Savasana 101, or How to Be a Better Corpse

October 01, 2015

Savasana 101, or How to Be a Better Corpse

There’s a lot to like about yoga, whether it’s taking part in one of the most ancient forms of physical exercise, cultivating a more peaceful worldview or simply getting a firmer bum, but with the amount of poses to practice—not to mention the small issue of beginner’s flexibility impeding your preferred rate of progress—breaking into a yoga class without feeling thoroughly embarrassed or out of place can be daunting. Luckily, you can ease into the process and improve your mental health with mindful meditation achieved through savasana, or the corpse pose.

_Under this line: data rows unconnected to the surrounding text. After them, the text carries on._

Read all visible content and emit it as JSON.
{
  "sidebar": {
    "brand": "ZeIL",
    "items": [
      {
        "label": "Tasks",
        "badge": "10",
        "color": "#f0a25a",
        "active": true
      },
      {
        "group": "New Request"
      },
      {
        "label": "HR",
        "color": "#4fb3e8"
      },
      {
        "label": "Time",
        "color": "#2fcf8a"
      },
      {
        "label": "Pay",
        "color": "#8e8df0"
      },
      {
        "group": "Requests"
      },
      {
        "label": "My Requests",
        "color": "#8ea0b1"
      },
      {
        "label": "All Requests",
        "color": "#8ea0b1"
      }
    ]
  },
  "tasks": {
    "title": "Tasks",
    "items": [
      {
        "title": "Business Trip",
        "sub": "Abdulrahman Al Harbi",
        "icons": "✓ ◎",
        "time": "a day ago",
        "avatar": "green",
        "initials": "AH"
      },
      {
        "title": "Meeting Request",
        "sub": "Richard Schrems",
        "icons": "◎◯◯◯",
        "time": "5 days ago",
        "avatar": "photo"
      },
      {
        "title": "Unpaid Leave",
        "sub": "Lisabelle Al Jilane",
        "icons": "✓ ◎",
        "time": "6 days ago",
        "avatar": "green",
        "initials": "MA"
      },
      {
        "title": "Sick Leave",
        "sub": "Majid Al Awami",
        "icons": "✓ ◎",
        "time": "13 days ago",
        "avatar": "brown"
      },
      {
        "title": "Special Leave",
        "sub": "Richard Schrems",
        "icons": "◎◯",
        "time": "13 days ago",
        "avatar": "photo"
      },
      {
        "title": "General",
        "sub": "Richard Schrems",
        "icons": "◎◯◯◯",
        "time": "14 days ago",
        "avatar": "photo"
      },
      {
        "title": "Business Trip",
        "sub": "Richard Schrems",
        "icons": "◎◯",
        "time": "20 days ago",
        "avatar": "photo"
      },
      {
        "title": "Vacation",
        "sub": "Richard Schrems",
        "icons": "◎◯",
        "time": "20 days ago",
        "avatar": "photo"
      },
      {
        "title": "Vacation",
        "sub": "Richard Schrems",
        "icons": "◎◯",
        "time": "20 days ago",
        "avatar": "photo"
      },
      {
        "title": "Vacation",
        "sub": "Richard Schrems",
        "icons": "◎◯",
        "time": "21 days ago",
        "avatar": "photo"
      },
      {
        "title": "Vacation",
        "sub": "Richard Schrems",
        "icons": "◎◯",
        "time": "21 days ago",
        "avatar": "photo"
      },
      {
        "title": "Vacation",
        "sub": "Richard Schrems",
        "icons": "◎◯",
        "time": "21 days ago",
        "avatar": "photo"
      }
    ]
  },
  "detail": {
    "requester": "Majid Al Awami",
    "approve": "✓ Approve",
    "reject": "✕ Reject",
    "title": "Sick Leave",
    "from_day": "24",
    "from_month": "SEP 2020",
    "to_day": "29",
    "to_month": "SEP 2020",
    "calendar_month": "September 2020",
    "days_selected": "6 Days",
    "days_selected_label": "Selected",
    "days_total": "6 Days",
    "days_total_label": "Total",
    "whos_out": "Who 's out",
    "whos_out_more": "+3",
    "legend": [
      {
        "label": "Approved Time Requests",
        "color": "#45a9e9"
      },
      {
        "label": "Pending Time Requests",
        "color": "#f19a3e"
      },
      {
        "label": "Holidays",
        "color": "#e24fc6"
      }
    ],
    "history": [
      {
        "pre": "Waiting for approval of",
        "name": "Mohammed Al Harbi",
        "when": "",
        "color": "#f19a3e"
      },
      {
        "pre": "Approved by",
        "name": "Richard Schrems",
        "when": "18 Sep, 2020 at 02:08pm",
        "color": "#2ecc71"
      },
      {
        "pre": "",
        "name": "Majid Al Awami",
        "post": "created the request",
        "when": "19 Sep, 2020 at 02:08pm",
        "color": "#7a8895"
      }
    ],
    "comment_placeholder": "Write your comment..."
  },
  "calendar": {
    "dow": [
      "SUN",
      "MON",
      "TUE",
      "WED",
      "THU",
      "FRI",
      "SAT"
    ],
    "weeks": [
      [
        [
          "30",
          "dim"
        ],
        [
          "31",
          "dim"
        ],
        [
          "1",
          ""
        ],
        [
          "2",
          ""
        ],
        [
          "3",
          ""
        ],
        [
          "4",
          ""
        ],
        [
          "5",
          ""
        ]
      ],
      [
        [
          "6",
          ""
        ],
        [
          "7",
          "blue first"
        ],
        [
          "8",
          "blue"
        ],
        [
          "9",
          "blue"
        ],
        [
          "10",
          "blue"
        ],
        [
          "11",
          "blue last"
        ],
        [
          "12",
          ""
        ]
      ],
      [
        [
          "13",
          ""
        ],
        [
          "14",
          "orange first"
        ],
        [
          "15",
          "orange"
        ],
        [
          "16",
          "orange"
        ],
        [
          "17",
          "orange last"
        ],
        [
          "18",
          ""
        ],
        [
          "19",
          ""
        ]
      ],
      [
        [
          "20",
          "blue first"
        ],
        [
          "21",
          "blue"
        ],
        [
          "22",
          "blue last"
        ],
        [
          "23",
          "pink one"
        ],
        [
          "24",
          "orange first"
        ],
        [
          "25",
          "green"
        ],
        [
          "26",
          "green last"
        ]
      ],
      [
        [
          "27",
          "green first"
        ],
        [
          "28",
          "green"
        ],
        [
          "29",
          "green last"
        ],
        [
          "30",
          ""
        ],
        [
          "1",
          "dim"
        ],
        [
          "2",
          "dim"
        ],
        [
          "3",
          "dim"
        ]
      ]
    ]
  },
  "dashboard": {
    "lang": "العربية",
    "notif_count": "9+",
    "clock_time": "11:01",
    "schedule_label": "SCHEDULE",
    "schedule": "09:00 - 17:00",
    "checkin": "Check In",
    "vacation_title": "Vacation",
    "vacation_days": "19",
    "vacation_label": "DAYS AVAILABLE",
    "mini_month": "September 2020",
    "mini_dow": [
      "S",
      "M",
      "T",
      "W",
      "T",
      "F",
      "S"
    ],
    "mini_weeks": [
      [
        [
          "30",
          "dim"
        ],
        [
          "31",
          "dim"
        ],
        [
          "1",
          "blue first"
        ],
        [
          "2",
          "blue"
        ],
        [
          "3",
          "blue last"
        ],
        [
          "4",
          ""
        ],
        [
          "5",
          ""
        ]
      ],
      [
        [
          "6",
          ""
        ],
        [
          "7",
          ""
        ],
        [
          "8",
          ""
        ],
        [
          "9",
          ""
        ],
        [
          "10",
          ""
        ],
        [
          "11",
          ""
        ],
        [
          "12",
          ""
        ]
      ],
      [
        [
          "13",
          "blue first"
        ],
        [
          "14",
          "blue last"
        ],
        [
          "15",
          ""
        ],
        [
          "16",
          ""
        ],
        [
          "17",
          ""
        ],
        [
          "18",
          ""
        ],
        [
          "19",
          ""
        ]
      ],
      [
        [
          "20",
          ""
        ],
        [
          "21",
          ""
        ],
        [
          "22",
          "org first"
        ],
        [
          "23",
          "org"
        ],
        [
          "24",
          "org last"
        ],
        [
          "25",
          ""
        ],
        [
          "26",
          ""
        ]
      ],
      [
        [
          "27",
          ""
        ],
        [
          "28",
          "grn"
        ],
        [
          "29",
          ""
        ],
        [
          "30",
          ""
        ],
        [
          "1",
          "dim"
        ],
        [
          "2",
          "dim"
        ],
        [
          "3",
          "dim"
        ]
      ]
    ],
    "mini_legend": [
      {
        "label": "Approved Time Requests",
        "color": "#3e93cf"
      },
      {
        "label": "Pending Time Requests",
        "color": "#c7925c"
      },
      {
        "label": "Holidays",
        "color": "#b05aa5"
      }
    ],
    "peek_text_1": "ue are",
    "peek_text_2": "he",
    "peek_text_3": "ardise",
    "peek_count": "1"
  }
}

It’s getting easier to become a lazy active person, just like how you can become a fierce activist without ever having to leave your keyboard. But for the would-be yogi interested in the corpse pose, the practice of it won’t leave you with malcontented friends who don’t seem to say much on Facebook anymore since they all secretly unfollowed you. Let’s take a quick look at how the corpse pose is done:

1. Lie down on your back
2. Make sure your hands are palm-up and your arms relaxed
3. Don’t let your chest sink
4. Keep your chin tucked slightly toward your throat so your head lays flat

You are now in the corpse pose, or what non-yoga practitioners like to call “lying the hell down.” But don’t let the simplicity of this pose make you laugh outright (as I did for about three minutes when I imagined this being taught in a 100-degree studio where people sweat themselves to near death for a ridiculous sum of money.) Rather, take into consideration what this pose might really be useful for, something that yoga definitely possesses over all other forms of exercise: mindful meditation. 

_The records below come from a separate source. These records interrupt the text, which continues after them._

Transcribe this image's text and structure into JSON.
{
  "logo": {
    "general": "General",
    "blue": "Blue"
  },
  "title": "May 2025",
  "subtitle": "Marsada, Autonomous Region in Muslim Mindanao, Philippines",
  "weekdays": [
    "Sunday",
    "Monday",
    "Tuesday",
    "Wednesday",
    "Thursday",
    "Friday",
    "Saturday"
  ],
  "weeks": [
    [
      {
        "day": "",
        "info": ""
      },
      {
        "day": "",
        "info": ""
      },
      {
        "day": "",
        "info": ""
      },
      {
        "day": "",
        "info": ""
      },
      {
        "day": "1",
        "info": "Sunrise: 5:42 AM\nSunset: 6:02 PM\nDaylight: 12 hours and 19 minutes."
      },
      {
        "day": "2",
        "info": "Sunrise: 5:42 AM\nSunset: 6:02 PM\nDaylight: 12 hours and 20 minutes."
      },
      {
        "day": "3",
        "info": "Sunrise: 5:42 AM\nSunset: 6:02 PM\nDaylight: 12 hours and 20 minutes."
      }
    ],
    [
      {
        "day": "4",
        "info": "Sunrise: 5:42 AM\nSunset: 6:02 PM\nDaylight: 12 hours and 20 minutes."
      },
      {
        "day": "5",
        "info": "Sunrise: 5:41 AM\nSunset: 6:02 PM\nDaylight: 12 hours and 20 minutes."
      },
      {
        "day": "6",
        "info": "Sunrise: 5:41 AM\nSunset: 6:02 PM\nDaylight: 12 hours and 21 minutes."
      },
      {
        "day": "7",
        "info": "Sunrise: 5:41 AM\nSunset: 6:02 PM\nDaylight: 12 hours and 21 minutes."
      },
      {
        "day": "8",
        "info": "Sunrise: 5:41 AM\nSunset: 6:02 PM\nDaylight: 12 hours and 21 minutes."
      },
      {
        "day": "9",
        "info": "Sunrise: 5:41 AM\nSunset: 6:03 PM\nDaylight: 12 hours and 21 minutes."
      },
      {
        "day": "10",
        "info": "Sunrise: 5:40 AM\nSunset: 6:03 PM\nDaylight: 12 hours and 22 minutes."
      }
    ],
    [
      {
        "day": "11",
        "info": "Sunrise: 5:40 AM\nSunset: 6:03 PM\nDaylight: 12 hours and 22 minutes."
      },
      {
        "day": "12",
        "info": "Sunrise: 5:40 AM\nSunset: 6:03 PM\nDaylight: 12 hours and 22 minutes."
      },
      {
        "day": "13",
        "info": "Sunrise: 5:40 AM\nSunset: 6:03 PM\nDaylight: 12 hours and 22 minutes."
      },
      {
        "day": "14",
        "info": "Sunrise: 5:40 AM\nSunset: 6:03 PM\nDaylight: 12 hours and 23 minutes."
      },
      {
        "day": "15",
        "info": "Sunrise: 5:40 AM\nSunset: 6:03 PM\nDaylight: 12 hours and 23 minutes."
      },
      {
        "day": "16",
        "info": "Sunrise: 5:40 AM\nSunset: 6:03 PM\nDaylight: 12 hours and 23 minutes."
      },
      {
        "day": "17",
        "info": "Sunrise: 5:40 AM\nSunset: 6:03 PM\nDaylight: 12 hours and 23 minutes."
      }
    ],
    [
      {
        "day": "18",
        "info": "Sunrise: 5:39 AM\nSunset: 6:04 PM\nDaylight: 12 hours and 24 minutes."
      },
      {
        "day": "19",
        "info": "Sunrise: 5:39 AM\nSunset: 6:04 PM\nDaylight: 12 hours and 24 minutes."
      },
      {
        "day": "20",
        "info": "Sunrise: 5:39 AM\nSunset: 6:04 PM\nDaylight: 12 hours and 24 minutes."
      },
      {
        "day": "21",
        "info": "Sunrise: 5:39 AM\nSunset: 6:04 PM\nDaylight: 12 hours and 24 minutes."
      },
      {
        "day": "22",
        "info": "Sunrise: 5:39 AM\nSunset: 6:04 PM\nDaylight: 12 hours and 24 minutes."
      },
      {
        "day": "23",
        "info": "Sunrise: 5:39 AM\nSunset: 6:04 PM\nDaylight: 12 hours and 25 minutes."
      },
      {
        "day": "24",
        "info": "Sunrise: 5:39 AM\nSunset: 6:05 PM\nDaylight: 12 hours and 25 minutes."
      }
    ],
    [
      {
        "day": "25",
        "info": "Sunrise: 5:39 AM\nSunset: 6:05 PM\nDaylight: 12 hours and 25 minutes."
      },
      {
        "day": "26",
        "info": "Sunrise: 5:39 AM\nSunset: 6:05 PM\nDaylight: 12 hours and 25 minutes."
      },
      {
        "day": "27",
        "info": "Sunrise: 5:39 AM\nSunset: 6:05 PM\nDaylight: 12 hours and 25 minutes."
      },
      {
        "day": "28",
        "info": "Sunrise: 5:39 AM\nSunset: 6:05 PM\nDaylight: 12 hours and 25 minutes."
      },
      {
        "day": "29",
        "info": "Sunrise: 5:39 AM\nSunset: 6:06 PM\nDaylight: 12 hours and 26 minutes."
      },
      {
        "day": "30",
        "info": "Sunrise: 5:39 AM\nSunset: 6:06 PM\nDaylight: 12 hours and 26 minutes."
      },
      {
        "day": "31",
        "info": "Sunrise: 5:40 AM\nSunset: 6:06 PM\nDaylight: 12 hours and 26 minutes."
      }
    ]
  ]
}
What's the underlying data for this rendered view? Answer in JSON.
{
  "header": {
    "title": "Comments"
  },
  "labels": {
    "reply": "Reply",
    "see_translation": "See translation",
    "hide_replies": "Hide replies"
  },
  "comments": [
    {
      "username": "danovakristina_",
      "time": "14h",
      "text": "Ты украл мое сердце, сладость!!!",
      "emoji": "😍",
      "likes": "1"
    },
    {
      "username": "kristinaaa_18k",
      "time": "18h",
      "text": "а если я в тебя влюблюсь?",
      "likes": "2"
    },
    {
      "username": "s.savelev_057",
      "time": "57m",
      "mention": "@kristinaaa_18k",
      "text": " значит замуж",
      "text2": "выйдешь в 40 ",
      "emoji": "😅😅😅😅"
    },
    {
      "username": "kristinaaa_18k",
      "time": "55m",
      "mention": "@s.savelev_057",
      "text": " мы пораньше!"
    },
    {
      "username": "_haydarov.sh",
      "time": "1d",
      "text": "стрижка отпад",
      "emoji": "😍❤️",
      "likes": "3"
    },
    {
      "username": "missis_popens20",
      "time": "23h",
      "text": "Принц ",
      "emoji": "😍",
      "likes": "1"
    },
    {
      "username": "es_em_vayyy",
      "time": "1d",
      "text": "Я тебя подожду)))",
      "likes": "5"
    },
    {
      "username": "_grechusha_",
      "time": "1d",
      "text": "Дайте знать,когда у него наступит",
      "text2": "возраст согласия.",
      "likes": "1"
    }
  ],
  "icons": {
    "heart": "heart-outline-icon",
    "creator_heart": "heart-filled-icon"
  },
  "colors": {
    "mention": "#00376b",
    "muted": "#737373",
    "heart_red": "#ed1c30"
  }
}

It could be argued that yoga is essentially the physical externalization of meditative thought, exemplified by the many names of poses which harken back to elements of the natural world as well as the chakras, or points of energy in the human body. The benefits of meditation, even those methods less mystifying than transcendental meditation, such as the simple “mindful” variety, are well publicized, and are primarily touted for their stress reduction capacities. What better time to shoehorn some meditation into your life than at the end of a workout?

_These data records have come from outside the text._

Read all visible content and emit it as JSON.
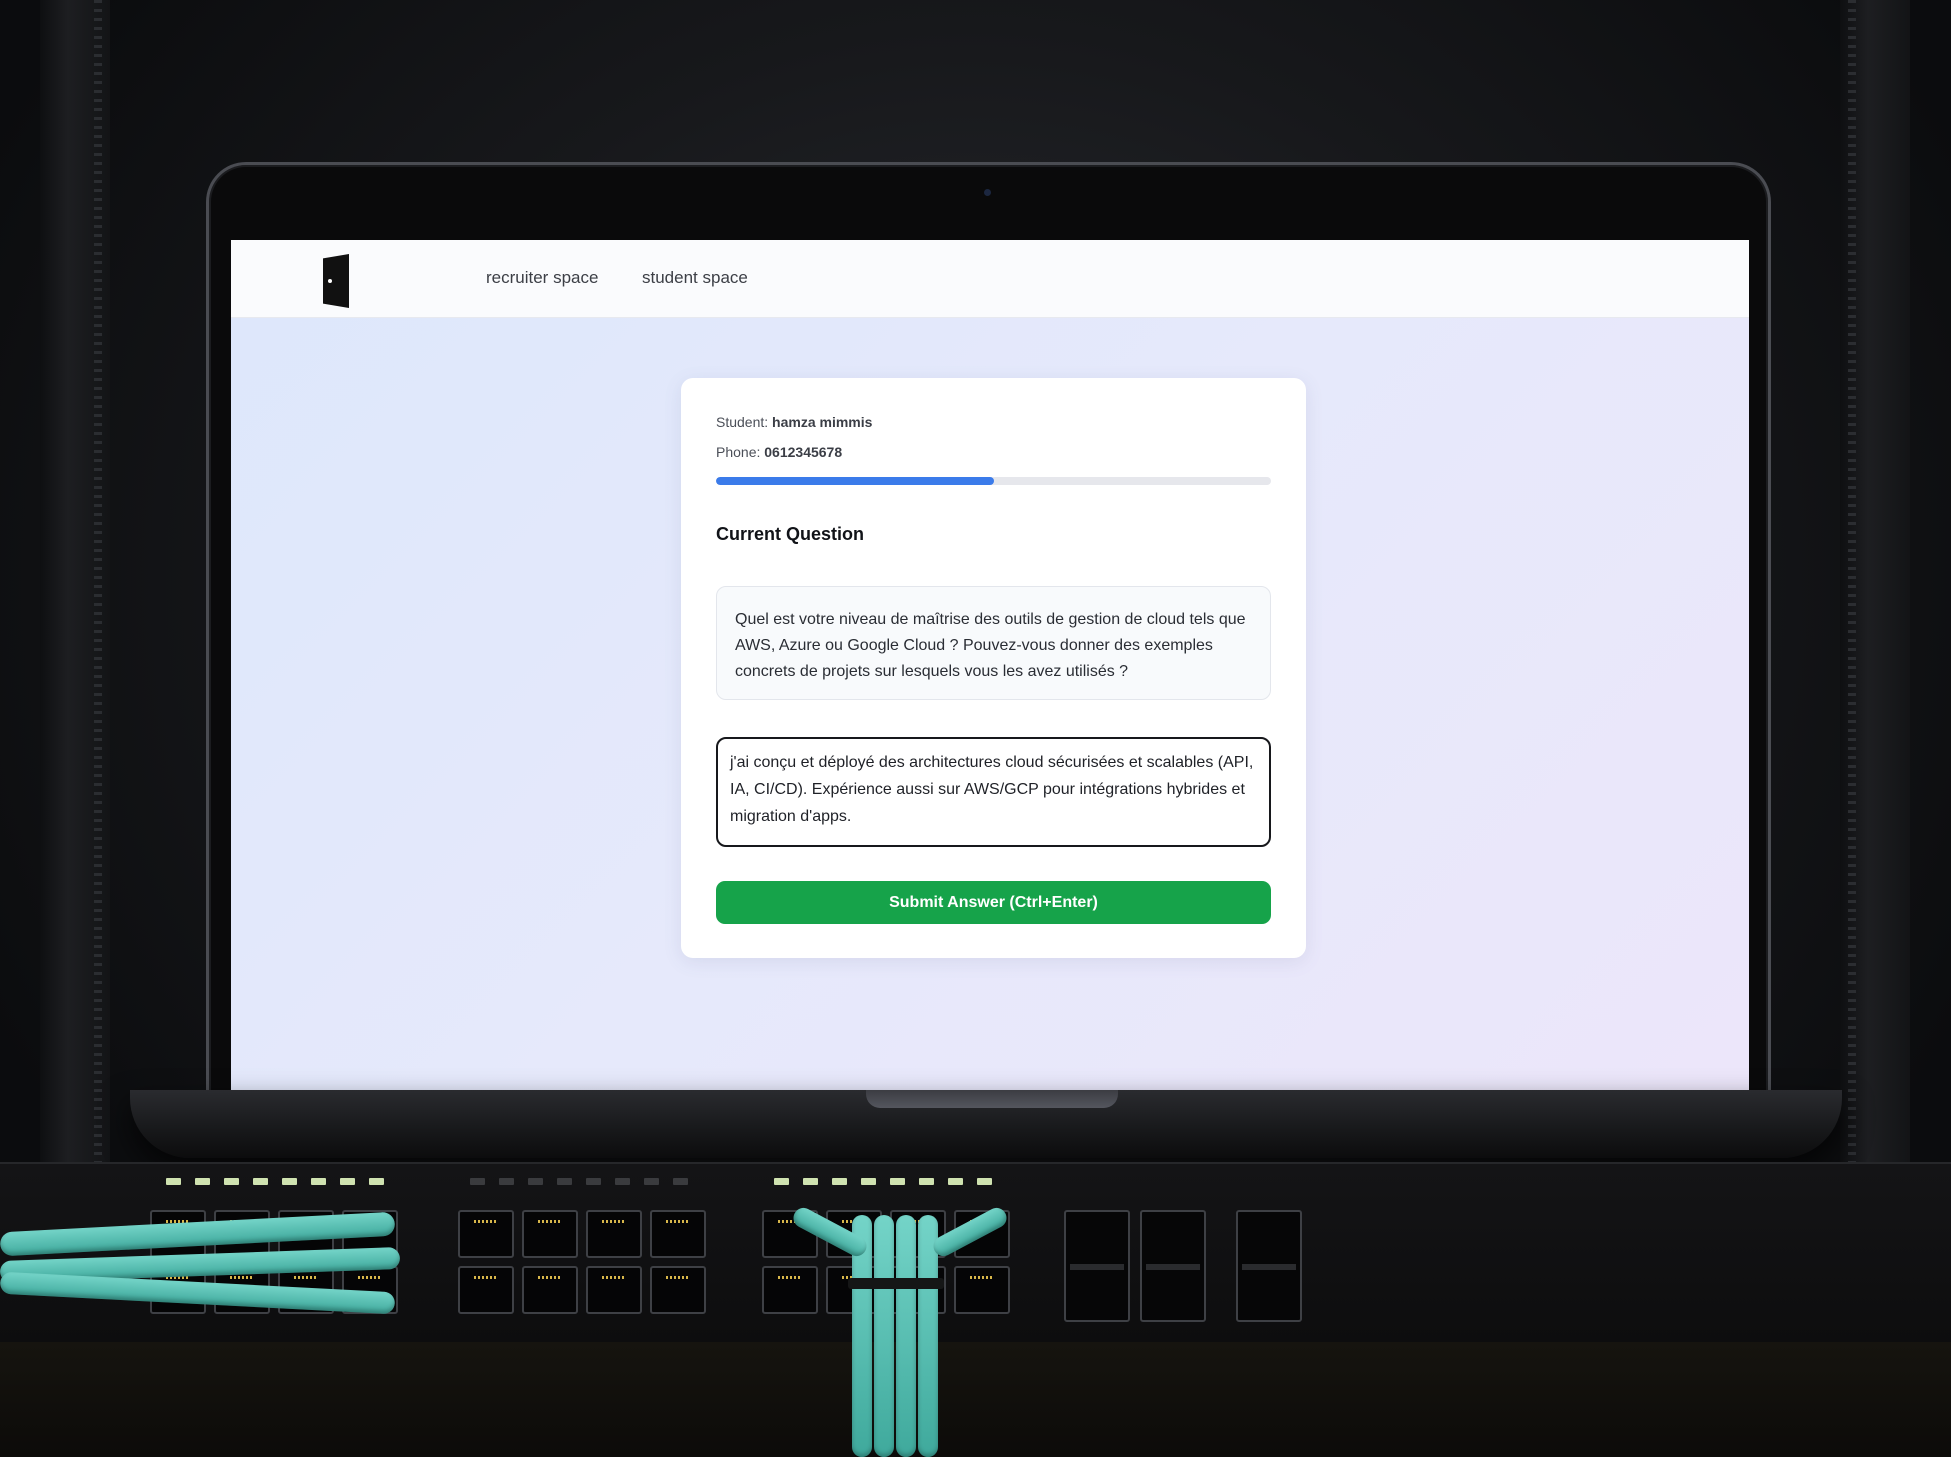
{
  "nav": {
    "links": [
      {
        "label": "recruiter space"
      },
      {
        "label": "student space"
      }
    ]
  },
  "interview": {
    "student_label": "Student:",
    "student_name": "hamza mimmis",
    "phone_label": "Phone:",
    "phone": "0612345678",
    "progress_fraction": 0.5,
    "section_title": "Current Question",
    "question": "Quel est votre niveau de maîtrise des outils de gestion de cloud tels que AWS, Azure ou Google Cloud ? Pouvez-vous donner des exemples concrets de projets sur lesquels vous les avez utilisés ?",
    "answer": "j'ai conçu et déployé des architectures cloud sécurisées et scalables (API, IA, CI/CD). Expérience aussi sur AWS/GCP pour intégrations hybrides et migration d'apps.",
    "submit_label": "Submit Answer (Ctrl+Enter)"
  },
  "colors": {
    "progress": "#3b7bea",
    "submit": "#16a34a",
    "cable": "#5cc4b7"
  }
}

We as a people are not relaxing enough. No, half-napping in front of the television doesn’t count. Our minds require quality relaxation in which they are allowed to unfocus and take a breather, and there’s no better time to quiet your mind than when your body is worn out. So, the next time you’re doubling over and panting at the end of a workout (maybe your frustrated actor friend finally convinced you to take their spin class), find a quiet spot where you won’t be stepped on and devote some of your remaining energy to adopt the corpse pose and focus on the details of the moment: sounds and smells, external life, everything that isn’t yourself, all the while keeping your breathing steady and your mind focused only on the flow of air in through your nose and out through your mouth, breathing with your diaphragm to get the most from each inhalation. It will be hard to keep your mind quiet at first, but if you simply allow it to play out each thought to a conclusion, you’ll find that, like a child on the far side of a sugar high, it will quiet down soon enough. 

This, I imagine, is perhaps the greatest accomplishment of yoga as a system of exercise; the ingrained ability to relax the mind through focusing on the movement of the body. If you feel your life could use a few more restorative moments but you’re not ready to take the plunge into a yoga class just yet, try practicing savasana once a day, either on a mat, your bed, or the floor. Just try not to fall asleep.